Bush will Nahost-Frieden bis zum Ende seiner Amtszeit Washington/Riad/Tel Aviv (dpa) - Die USA streben noch bis zum Ende der Amtszeit von Präsident George W. Bush im Januar 2009 ein Friedensabkommen zwischen Israel und den Palästinensern an.
«Die Beteiligten haben gesagt, dass sie es noch während der Amtszeit des Präsidenten abschließen wollen», sagte US-Außenministerin Condoleezza Rice am Mittwoch im Vorfeld der für kommende Woche geplanten Nahost-Konferenz in Annapolis (US-Staat Maryland). Die Ministerin räumte allerdings ein, dass ein solches Ergebnis keinesfalls garantiert sei. «Alles was man tun kann, ist sich nach besten Kräften zu bemühen.»

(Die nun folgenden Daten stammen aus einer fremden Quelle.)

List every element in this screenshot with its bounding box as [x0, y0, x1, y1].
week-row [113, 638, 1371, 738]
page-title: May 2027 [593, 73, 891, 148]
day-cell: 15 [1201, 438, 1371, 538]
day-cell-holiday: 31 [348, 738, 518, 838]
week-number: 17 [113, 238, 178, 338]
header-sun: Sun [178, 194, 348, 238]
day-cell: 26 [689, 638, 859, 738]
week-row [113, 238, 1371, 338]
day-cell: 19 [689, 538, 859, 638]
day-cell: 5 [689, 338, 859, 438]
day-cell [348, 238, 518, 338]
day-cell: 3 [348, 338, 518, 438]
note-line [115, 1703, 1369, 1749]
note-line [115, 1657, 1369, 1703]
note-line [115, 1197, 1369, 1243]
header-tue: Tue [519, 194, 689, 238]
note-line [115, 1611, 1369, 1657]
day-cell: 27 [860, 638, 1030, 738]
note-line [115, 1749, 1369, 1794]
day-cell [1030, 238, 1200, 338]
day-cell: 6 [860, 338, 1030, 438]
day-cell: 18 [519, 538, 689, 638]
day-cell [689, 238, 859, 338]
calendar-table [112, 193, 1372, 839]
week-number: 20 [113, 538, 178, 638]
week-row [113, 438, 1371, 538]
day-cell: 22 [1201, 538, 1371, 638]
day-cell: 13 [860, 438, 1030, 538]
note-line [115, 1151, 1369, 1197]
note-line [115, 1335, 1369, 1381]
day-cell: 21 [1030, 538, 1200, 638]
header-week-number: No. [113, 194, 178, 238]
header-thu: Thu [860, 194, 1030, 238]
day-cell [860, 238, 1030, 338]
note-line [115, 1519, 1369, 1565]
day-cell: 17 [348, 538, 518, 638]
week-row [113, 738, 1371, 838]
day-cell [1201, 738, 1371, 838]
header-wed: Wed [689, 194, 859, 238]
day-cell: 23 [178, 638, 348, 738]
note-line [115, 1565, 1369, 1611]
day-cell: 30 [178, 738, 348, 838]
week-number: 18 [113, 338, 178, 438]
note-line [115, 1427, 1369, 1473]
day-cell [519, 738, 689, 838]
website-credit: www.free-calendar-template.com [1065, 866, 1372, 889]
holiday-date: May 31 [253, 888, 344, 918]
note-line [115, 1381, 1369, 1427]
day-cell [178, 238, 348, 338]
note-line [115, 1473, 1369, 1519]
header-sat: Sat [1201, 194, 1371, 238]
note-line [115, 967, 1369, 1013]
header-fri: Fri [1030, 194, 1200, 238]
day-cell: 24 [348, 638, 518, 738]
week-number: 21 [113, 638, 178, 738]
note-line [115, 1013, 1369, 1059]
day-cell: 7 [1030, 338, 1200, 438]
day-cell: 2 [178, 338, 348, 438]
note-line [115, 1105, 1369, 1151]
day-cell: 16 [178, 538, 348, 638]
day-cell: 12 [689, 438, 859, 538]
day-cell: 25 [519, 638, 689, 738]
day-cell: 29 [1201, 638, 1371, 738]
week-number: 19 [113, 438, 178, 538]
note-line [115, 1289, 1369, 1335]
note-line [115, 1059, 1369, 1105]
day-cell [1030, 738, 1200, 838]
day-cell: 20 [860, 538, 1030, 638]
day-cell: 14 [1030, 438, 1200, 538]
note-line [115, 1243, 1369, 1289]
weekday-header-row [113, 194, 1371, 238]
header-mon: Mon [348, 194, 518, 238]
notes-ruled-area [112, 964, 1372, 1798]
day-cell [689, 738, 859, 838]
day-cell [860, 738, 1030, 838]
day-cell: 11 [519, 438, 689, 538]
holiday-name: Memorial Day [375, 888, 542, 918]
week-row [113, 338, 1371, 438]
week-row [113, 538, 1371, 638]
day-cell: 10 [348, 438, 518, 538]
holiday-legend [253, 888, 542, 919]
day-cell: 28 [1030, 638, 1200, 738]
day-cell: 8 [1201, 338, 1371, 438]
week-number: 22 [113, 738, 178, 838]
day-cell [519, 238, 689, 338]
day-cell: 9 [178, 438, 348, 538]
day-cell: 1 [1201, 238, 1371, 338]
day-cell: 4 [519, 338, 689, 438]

Die Konferenz am kommenden Dienstag soll die seit sieben Jahren unterbrochenen Friedensverhandlungen zwischen Israel und den Palästinensern wieder in Gang bringen. Die Sprecherin des Weißen Hauses, Dana Perino, hatte allerdings bereits vor überzogenen Erwartungen gewarnt. «Unmittelbare Ergebnisse» seien bei der Zusammenkunft, zu der auch mehr als 40 Vertreter von anderen Staaten und Organisationen eingeladen sind, nicht zu erwarten.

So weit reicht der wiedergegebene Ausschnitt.